Unfortunately, in 3 percent of cases with multiple fractures, a second operation may be required. In Hart's case, it was.
"The next month I sustained another fracture after kneeling on the floor. The vertebra under the one that had been treated was also collapsing. Dr. Fagan did another balloon kyphoplasty and I felt an instant benefit," she said.
Six weeks later, her pain was gone. She could do housework, drive and even go out.
"It took a fortnight to recover but I noticed a real difference.

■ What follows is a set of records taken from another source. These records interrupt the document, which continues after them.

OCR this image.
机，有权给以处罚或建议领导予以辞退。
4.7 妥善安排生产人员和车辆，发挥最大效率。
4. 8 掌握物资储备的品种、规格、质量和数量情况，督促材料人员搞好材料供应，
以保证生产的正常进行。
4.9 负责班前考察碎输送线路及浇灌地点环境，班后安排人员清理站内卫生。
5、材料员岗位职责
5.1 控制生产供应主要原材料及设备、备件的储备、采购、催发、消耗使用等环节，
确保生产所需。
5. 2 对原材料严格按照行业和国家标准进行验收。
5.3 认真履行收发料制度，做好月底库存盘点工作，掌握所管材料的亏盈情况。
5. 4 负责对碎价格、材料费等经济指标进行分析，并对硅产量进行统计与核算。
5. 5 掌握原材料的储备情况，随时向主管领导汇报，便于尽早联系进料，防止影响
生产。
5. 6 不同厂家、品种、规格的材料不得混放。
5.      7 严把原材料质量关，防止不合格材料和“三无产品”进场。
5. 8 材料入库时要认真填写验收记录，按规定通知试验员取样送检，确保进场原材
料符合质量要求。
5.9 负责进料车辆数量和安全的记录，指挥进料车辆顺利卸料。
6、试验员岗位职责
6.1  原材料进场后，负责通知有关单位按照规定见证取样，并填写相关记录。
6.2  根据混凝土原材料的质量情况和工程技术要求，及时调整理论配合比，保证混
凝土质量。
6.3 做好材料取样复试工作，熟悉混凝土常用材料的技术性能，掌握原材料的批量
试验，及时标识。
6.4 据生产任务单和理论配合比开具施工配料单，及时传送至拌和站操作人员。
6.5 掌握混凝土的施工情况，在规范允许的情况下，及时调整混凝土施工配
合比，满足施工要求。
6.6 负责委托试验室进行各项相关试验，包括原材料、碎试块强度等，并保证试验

I could walk further, stand for longer, the pain was vastly reduced and I enjoyed a weekend away in Cambridge," she said.
There is hope.
Caption: A hopeful Hart posses after her second operation.
"I love seeing people jump out of bed after the procedure because the cement sets so quickly," Fagan affirms. "They can stand upright when they were hunched over before. Some dance around, delighted that the pain is gone."
Hart certainly did and continues to.
"My walking stick’s been put away and I’m no longer stooping," she concludes. "I still have a bad back, but I’m no longer an invalid."